An airplane must reach a speed of 185 mi/h to take off. If the runway is 500 m long, what is the minimum value of the acceleration that will allow the airplane to take off successfully?
First of all, convert 185 mph to 82.7 m/s
Then use the equation
V(final)= sqrt (2 a X)
and solve for a.
X is the runway length in meters.
The answer will be in m/s^2.
To find the minimum value of acceleration that will allow the airplane to take off successfully, we need to apply the kinematic equation:
(v^2 - u^2) = 2as
where:
- v is the final velocity (which is 185 mi/h)

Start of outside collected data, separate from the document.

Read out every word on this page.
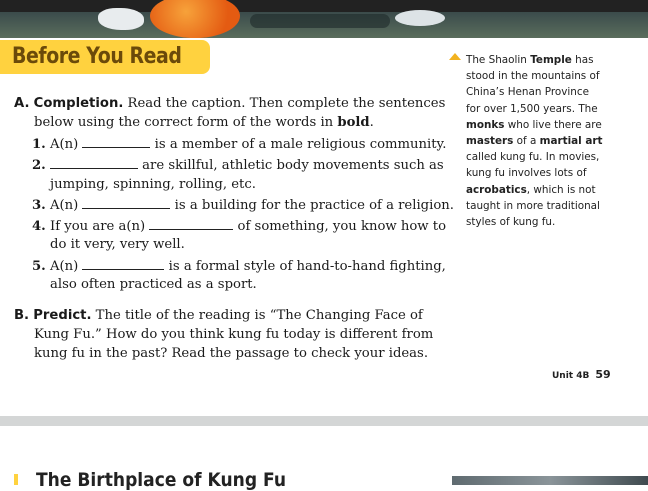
Before You Read	The Shaolin Temple has
stood in the mountains of
China’s Henan Province
for over 1,500 years. The
monks who live there are
masters of a martial art
called kung fu. In movies,
kung fu involves lots of
acrobatics, which is not
taught in more traditional
styles of kung fu.
A. Completion. Read the caption. Then complete the sentences
below using the correct form of the words in bold.
1. A(n)	is a member of a male religious community.
2.	are skillful, athletic body movements such as
jumping, spinning, rolling, etc.
3. A(n)	is a building for the practice of a religion.
4. If you are a(n)	of something, you know how to
do it very, very well.
5. A(n)	is a formal style of hand-to-hand fighting,
also often practiced as a sport.
B. Predict. The title of the reading is “The Changing Face of
Kung Fu.” How do you think kung fu today is different from
kung fu in the past? Read the passage to check your ideas.
Unit 4B 59
The Birthplace of Kung Fu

- u is the initial velocity (which is 0 mi/h since the airplane is at rest before taking off)
- a is the acceleration
- s is the distance (which is 500 m)
First, we need to convert the final velocity from mi/h to m/s since the distance is given in meters.
1 mi/h = 0.44704 m/s
So, the final velocity would be:
185 mi/h * 0.44704 m/s = 82.8808 m/s
Plugging in the values into the equation, we have:
(82.8808^2 - 0^2) = 2a * 500
Simplifying the equation:
(82.8808^2) = 1000a
Rearranging to solve for acceleration:
a = (82.8808^2) / 1000
Using a calculator, we can calculate a:
a ≈ 6.921 m/s^2
So, the minimum value of the acceleration that will allow the airplane to take off successfully is approximately 6.921 m/s^2.